I guess this is where automation and pipeline testing comes into play right? We make sure there is a healthy amount of contract, as well as governance testing across our pipelines. We make sure the design and implementation of each individual API path meet any assertions laid down as part of the design and governance efforts. I think this will definitely make a significant impact on things, and go further than just depending on individuals to step up, but I still think there will be plenty of pushback on API governance by some teams and individuals, and there will always be projects that manage to escape governance efforts. With this in mind we are going to have to be more honest that there will always be chaos. We will never have a handle on all of our schema, and be able to consistently deliver APIs across teams at scale. Again, it doesn’t mean we shouldn’t try. It means that we should also be investing in tools, services, and processes that help us make sense of the chaos, and find ways to work in this environment. Knowing that it will always be like this with things getting better or worse from time to time, depending on team and leadership turnover across the enterprise.
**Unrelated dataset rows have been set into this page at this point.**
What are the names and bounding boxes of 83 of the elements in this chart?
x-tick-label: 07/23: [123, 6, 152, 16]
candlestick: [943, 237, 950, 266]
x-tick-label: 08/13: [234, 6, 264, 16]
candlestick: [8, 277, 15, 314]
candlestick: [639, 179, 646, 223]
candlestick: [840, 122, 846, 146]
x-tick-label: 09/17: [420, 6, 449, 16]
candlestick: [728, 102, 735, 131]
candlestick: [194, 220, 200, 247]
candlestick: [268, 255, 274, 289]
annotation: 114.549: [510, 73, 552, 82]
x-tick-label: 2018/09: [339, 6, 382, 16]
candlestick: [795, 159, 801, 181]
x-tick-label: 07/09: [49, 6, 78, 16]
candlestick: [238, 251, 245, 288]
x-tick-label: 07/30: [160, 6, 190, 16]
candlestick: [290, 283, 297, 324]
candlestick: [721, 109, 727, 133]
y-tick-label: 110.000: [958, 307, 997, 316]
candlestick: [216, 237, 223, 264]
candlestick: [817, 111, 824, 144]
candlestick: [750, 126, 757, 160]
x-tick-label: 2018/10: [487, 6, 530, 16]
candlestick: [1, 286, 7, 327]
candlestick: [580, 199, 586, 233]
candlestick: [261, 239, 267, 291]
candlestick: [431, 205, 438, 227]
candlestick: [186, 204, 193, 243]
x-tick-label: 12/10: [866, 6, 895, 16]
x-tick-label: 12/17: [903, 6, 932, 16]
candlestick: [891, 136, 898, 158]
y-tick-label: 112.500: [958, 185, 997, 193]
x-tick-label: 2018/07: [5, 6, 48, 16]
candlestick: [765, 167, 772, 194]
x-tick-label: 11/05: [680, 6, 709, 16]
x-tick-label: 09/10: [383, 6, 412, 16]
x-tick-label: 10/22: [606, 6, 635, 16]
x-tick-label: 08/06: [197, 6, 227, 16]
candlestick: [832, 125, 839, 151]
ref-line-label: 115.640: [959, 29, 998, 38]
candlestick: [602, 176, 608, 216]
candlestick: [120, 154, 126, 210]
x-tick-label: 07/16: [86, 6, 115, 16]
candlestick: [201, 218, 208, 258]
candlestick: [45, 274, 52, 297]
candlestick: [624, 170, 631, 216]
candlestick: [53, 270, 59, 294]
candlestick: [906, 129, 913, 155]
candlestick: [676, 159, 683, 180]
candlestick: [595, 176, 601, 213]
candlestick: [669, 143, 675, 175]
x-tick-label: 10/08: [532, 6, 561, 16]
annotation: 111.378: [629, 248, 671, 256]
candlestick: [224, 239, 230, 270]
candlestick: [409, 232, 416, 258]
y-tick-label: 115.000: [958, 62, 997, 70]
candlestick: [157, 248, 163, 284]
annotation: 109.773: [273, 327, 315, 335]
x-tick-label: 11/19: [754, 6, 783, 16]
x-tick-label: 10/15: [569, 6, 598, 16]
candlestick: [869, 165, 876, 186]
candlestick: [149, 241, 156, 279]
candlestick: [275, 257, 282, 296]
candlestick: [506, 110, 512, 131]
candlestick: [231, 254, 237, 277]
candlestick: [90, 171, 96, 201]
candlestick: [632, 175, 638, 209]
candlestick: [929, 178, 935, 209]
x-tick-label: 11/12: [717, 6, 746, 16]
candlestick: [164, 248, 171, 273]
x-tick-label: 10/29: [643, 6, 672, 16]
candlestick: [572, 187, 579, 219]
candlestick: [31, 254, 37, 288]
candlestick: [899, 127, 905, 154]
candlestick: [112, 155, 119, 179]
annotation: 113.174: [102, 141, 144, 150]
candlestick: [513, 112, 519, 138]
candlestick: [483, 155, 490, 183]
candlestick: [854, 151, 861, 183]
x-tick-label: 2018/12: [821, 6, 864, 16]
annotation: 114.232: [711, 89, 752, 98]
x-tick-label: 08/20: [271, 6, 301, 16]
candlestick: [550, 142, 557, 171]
After a decade of watching all of this play out I am just not convinced that everyone is really interested in getting their house in order. The number of APIs is exponentially growing, with meaningful investment in governance by enterprise organizations, and service or tooling makers progressing at a very slow pace. There is no way that we will be able to keep up. This story is triggered by me analyzing thousands of Swagger, OpenAPI, and Postman collections I have harvested across GitHub. I see a lot of public APIs, but I also see people trying to document, mock, test, and make sense of internal APIs. These are rarely Swagger, OpenAPI, and Postman collections from people working to define, design, and deliver APIs—it is mostly people trying to just make sense of the world around them, and deliver what they need to be successful in the moment. These API artifacts aren’t complete, they are simply done enough to allow someone to publish documentation, generate a mock, generate tests, scan for security holes, or the numerous other things they need to move from A to B. These artifacts tell me that people are just trying to stay afloat, make sense of what is going on around them, and rarely have time and bandwidth to do things well. Reflecting chaos as usual I encounter across every enterprise organization I have worked with over the years.